You mean you want an expression that is human-readable even when the order is a symbol? Here is an attempt:

poly[vars_List, a_, order_Integer /; order >= 0] :=

 Module[{n = Length@vars, idx, z},
  idx = Select[Tuples[Range[0, order], n], Total[#] <= order &]; 
  Plus @@ 
   Table[Subscript[a, Sequence @@ r] Times @@ (vars^r), {r, idx}]]; 
poly[vars_List /; Length[vars] > 2, a_, order_] :=

 Inactive[Sum][
  Inactive[Times][
   Subscript[a, Subscript["i", 1], \[Ellipsis], 
    Subscript["i", Length[vars]]], vars[[1]]^
   Subscript["i", 1], \[Ellipsis], vars[[-1]]^
   Subscript["i", Length[vars]]], 
  0 <= Inactive[Plus][Subscript["i", 1], \[Ellipsis], 
    Subscript["i", Length[vars]]] <= order]

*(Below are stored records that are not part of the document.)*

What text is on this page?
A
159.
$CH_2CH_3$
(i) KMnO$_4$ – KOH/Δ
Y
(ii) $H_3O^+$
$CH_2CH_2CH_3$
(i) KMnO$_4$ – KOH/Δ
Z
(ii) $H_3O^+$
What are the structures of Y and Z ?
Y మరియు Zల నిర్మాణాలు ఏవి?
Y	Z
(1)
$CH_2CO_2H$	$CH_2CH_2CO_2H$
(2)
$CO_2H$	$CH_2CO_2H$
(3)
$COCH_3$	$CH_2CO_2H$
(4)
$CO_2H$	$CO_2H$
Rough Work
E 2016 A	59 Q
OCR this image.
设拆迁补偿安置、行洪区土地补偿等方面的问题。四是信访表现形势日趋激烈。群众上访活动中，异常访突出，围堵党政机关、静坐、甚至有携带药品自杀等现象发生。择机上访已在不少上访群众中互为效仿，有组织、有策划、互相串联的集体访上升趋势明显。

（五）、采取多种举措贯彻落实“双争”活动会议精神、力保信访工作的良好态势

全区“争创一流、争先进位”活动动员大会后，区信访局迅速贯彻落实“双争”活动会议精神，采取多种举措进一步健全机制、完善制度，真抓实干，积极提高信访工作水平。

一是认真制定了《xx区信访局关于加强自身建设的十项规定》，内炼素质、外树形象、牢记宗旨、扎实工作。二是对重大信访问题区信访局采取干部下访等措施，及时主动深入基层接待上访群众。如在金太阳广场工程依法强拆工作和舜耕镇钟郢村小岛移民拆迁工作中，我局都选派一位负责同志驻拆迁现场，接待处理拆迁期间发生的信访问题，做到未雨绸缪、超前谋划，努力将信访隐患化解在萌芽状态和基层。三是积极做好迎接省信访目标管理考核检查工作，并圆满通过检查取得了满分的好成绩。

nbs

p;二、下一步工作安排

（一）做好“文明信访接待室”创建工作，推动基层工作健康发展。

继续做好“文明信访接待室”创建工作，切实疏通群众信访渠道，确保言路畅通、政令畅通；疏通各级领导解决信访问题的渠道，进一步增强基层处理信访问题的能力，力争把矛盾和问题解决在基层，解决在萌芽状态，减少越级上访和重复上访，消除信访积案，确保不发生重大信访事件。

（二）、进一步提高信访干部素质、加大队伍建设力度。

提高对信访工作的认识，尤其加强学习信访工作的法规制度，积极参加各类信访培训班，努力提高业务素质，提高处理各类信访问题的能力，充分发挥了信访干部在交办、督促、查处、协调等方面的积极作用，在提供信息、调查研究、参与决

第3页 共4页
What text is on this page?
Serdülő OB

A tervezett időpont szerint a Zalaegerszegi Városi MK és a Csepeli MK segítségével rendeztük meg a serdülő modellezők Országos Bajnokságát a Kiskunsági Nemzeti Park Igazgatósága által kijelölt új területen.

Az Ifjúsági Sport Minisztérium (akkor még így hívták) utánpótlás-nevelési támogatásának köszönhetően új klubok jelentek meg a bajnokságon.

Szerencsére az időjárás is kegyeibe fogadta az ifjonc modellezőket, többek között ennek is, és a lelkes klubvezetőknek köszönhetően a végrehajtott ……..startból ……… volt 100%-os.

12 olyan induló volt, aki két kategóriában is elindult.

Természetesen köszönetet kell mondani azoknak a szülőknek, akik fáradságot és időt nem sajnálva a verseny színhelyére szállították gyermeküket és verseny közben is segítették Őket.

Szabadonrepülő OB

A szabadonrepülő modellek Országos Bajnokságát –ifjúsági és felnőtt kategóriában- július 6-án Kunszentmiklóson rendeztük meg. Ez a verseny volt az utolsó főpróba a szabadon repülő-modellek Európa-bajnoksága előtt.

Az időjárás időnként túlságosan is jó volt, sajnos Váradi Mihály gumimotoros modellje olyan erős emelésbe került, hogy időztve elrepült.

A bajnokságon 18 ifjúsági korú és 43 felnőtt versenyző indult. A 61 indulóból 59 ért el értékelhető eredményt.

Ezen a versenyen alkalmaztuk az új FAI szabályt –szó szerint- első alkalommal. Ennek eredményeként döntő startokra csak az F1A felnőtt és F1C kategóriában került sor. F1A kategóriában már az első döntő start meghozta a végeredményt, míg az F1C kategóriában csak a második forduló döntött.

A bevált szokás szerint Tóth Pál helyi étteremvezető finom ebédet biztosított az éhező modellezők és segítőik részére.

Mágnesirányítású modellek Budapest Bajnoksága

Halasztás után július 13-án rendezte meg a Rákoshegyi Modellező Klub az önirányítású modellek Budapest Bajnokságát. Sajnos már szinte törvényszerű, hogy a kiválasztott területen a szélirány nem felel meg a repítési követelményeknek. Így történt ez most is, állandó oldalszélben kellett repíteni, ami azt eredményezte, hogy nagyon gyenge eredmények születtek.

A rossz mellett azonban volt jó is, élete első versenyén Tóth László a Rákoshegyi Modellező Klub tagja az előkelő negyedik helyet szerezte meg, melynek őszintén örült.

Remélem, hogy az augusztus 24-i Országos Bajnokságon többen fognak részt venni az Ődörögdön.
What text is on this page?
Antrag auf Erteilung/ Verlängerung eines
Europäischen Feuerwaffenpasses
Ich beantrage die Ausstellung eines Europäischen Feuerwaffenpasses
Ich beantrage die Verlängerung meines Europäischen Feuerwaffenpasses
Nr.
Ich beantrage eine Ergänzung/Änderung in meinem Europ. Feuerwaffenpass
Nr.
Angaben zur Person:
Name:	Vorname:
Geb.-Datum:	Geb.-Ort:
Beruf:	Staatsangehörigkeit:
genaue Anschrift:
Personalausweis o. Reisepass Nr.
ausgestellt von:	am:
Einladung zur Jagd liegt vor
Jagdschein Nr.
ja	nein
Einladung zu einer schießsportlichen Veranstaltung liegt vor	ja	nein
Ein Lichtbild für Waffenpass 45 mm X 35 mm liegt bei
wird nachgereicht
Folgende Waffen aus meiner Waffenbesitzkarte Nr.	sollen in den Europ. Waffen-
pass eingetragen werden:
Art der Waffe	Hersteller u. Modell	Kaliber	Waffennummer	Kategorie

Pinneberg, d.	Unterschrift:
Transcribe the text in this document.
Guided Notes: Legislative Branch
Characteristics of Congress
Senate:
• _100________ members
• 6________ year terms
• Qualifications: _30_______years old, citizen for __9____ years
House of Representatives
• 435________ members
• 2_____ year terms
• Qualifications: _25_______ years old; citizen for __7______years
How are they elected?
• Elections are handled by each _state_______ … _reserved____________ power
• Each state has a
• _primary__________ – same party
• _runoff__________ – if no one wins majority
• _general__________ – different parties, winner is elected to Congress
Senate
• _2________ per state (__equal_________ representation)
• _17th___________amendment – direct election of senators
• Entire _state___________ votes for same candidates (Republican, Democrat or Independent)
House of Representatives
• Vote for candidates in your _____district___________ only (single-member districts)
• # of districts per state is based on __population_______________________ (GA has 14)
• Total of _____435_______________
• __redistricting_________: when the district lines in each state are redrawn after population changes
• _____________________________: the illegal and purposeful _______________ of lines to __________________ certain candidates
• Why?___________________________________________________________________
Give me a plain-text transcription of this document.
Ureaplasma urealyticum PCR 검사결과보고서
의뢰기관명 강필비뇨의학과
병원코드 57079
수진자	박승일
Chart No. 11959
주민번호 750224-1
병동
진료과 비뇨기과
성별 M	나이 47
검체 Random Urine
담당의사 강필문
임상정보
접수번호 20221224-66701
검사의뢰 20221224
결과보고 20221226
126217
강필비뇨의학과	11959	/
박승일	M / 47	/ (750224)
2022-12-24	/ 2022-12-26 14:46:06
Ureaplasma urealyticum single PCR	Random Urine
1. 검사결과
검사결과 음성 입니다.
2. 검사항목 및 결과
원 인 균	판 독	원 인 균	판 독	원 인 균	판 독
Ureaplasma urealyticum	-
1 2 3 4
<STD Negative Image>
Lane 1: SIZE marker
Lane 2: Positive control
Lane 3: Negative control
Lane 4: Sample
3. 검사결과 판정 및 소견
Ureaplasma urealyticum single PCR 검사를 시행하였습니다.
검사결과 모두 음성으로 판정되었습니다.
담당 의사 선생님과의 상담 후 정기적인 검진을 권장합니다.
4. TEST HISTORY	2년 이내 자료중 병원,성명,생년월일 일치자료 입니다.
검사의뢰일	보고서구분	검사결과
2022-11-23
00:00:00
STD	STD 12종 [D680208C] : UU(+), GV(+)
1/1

Try poly[{x, y, z, t}, a, n]

Hi Vinícius

One issue is that N is a built-in symbol. Try

ClearAll@n
poly[{x, y}, a, n]

Range[0, n] is unbounded. Is there a reason why you cannot use Sum to generate the polynomial?

Hi Mr. Schachner, I hope you are doing well.

Thank you for your insightful comment. Indeed, I have also tried to compute $P(x,y)$ using Sum. However, it did not work nicely in the general case. Nevertheless, your code has clarified all of my doubts.

Thanks once more, and God bless you.